Wars have always had pervasive influence on American culture and the arts. They have provided artists (painters, novelists, playwrights, filmmakers) with the essential ingredients of human drama and the opportunity to probe into universal issues: life and death, courage and cowardice, loyalty and betrayal, heroism and villainy.
War is the Best Subject of All
“War is the best subject of all,” Ernest Hemingway had said, because “it groups the maximum of material and speeds up the action and brings out all sorts of stuff that normally you have to wait half a lifetime to get.”
The Vietnam War impinged on the national conscious and unconscious of the American people, by making self and collective examination important virtues. As Robin Wood has observed, one cannot attribute to Vietnam the origins of the feminist, black, and other protest movements, but one can attribute to it the sudden confidence and assertiveness of these movements, as if they could suddenly believe, not merely in the rightness of their causes, but in the possibility of their realization.

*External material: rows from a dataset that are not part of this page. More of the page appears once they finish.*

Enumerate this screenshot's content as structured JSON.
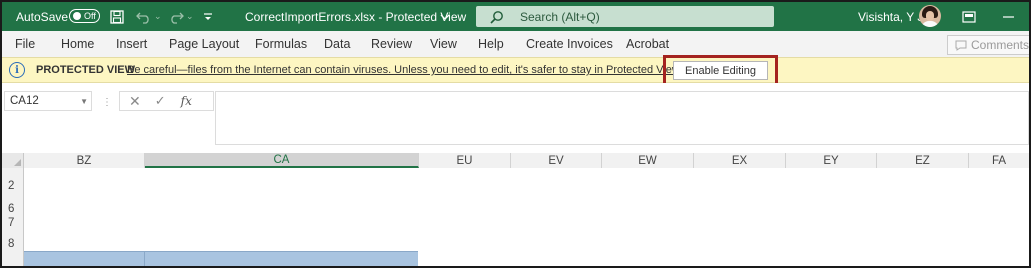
{
  "title_bar": {
    "autosave_label": "AutoSave",
    "autosave_state": "Off",
    "filename": "CorrectImportErrors.xlsx  -  Protected View",
    "search_placeholder": "Search (Alt+Q)",
    "user_name": "Visishta, Y J",
    "icons": [
      "save-icon",
      "undo-icon",
      "redo-icon",
      "customize-toolbar-icon",
      "search-icon",
      "avatar",
      "ribbon-display-icon",
      "minimize-icon"
    ]
  },
  "menu": {
    "items": [
      "File",
      "Home",
      "Insert",
      "Page Layout",
      "Formulas",
      "Data",
      "Review",
      "View",
      "Help",
      "Create Invoices",
      "Acrobat"
    ],
    "comments_label": "Comments"
  },
  "protected_view": {
    "title": "PROTECTED VIEW",
    "message": "Be careful—files from the Internet can contain viruses. Unless you need to edit, it's safer to stay in Protected View.",
    "button_label": "Enable Editing",
    "highlight_color": "#a4231f"
  },
  "formula_bar": {
    "name_box": "CA12",
    "formula": ""
  },
  "grid": {
    "columns": [
      "BZ",
      "CA",
      "EU",
      "EV",
      "EW",
      "EX",
      "EY",
      "EZ",
      "FA"
    ],
    "selected_column": "CA",
    "rows": [
      "2",
      "6",
      "7",
      "8"
    ]
  },
  "colors": {
    "title_bar": "#217346",
    "protected_bar": "#fdf6c2",
    "selection_fill": "#a9c4e0"
  }
}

Vietnam’s monstrousness undermined the credibility of “the system” as a whole. Mass protests went beyond outrage at an unjust war to include the questioning of authority itself. The social unrest spread to the challenging of the social structure that validated it. The Vietnam War led to a general crisis of confidence in mainstream institutions (patriarchy, the nuclear family). And while the crisis didn’t result in a revolution or a coherent alternative system, it pushed American society into a state of disintegration and basic reevaluation of its values.
Because Vietnam was a different kind of experience, its impact on the American cinema has been more complex and pervasive than other wars. But this unique–the longest, most ambiguous–war has added innovative elements to American life. Vietnam politicized American culture in radical ways, comparable in effects to the Great Depression, another major event.
Vietnam has left its imprint on every art form and medium, though the first to reflect and deal with the war was television, possibly because it was the first war to be fought on television. This article showed that, during the most crucial years of the war, Hollywood didn’t make movie about it.
The issues’ complexity and the war’s controversial status had resulted in the production of movies that didn’t deal directly with Vietnam, but were used as allegories, making allusions and providing commentary about it.
Thus, the graphic portrayal of violence in Bonnie and Clyde can also be attributed to the real-life violence in Vietnam. The film’s violent acts can be seen as a metaphor for both Vietnam and the political assassinations (John F. and Robert Kennedy, Martin Luther King). More specifically, as Auster and Quart pointed out, the firefights between the Barrow gang and representatives of the law was no different from what was seen in television news night after night. The famous slow-motion death of Bonnie and Clyde was analogous to the numerous slow-motion screenings of the John F. Kennedy assassination.
The disillusionment that began with Kennedy’s assassination, followed by the high-level government deceptions of Vietnam and Watergate, have changed forever the way that the news media–and the public–look at American political power. The attitudes of the American public toward history, theirs as well as other peoples, have also changed as a result of Vietnam.
Critics believe that American foreign policy was based on the arrogant assumption that history can be manipulated, that it can be created and recreated according to the needs of the moment. The harshest opponents of the involvement in Vietnam stress the a-historical orientation of American society, its tendency to ignore the traditions of Vietnam as a country.
As Frances Fitzgerald noted in Fire in the Lake: “historical memory was never the forte of Americans.”
Some detachment may have been needed: In the late l970s, over a decade after the Vietnam War had begun, the American cinema finally began to engage in an active collective reconstruction of a new consciousness about Vietnam. In two decades, the meanings of the Vietnam experience and the stereotypes of the Vietnam vet have changed from one extreme to another. Examining the American cinema during and after Vietnam thus provides a useful record of how American society has come to terms with a traumatic, problematic phenomenon.